The U.S. Chamber of Commerce’s ranking of National Patent Systems of 45 countries in its 2017 Global IP Index, reflects these unintended consequences of anti-patent policies from the past Administration. As detailed in the index, the U.S. has slipped from first to 10th place. With start-up entrepreneurship at a 40-year low, many entrepreneurs are seeking new locations outside of the United States to flee the PTAB “patent death squad” (as labeled by the former chief judge of the U.S. Court of Appeals for the Federal Circuit). This anti-innovation environment has the capability to cause a brain drain on the American economy. However, a pivotal court case could plug up the hole before it’s too late.
The Supreme Court is currently reviewing a case known as Oil States Energy Services v. Greene’s Energy Group. The court will evaluate if PTAB possesses the constitutional authority to overturn USPTO approved patents. At its core, this benchmark case will determine if this newly established board can independently interpret patent rights, potentially eroding the rights established by the Constitution. If the court adopts a ruling in favor of the patent invalidating body, America’s inventors will continue to be plagued by a costly and confusing regulatory bureaucracy. This could result in fewer opportunities for patentability, fewer opportunities for America’s knowledge economy, and fewer chances for job creation.

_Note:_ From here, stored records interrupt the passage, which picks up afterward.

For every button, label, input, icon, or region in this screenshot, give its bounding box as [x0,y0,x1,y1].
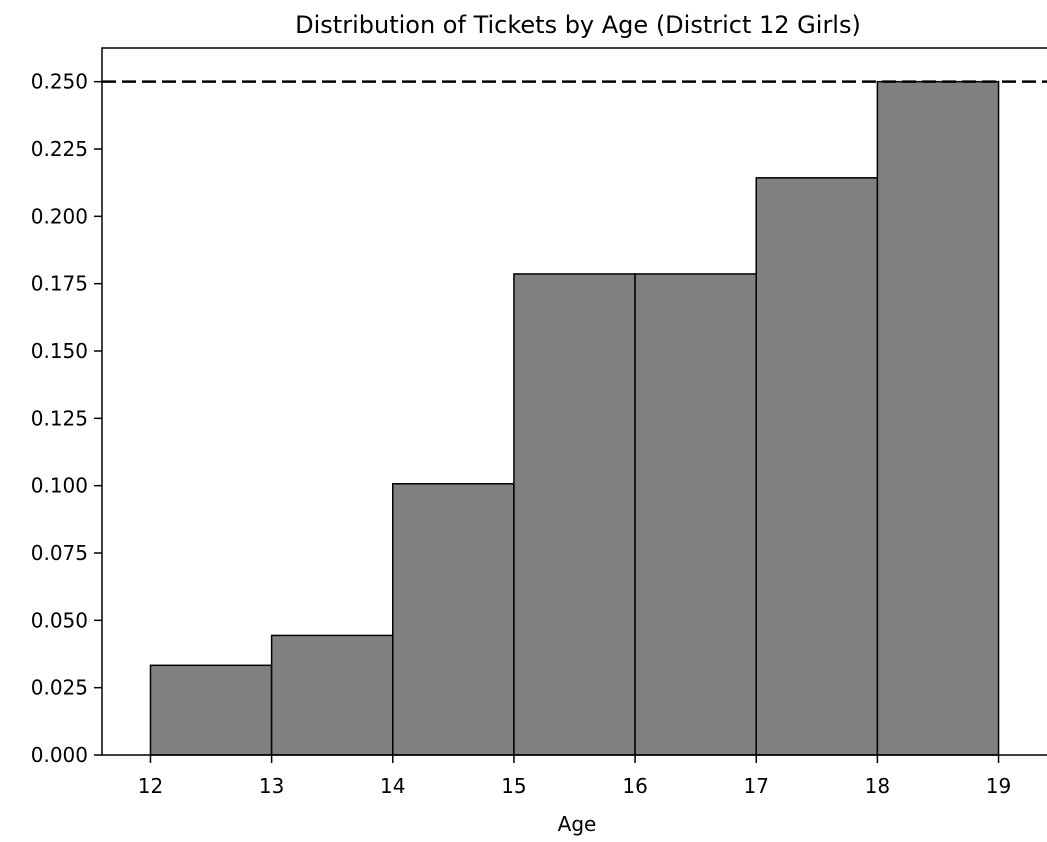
x-axis-label: Age [558,812,597,836]
histogram-bar [876,80,1000,756]
bars-group [149,80,1000,756]
x-tick-label: 19 [986,774,1011,798]
x-tick-label: 13 [259,774,284,798]
histogram-bar [513,273,636,756]
x-tick-label: 18 [865,774,890,798]
y-tick-label: 0.050 [31,608,88,632]
y-tick-label: 0.250 [31,70,88,94]
y-tick-label: 0.150 [31,339,88,363]
y-tick-label: 0.200 [31,204,88,228]
histogram-bar [755,177,879,756]
x-axis-ticks: 12 13 14 15 16 17 18 19 [138,755,1011,798]
y-tick-label: 0.000 [31,743,88,767]
histogram-bar [149,664,273,756]
x-tick-label: 15 [501,774,526,798]
y-tick-label: 0.225 [31,137,88,161]
y-tick-label: 0.025 [31,676,88,700]
plot-area-frame [101,47,1047,756]
y-tick-label: 0.175 [31,272,88,296]
y-tick-label: 0.075 [31,541,88,565]
x-tick-label: 14 [380,774,405,798]
y-tick-label: 0.125 [31,406,88,430]
x-tick-label: 16 [622,774,647,798]
x-tick-label: 12 [138,774,163,798]
histogram-bar [634,273,757,756]
histogram-bar [392,483,515,756]
histogram-bar [270,634,394,756]
chart-title: Distribution of Tickets by Age (District… [295,11,861,39]
y-tick-label: 0.100 [31,474,88,498]
y-axis-ticks: 0.000 0.025 0.050 0.075 0.100 0.125 0.150 0.175… [31,70,102,767]
x-tick-label: 17 [744,774,769,798]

Congress is currently considering a bipartisan effort which has the potential to get the America’s patent system back on track. Sponsored by Sens. Chris Coons (D-Del.) and Tom Cotton (R-Ark.), S.1390, the STRONGER Patents Act of 2017, solidifies the foundation of patents as property rights, protects American inventors from patent trolls, and alleviates the potential damages inflicted by PTAB. It’s time we stood up in defense of the future of our workforce, American inventors and creators, with bill passage of S.1390, the STRONGER Patents Act of 2017.
Dee Stewart is the president for the Center for Innovation and Free Enterprise, a project of Americans for a Balanced Budget.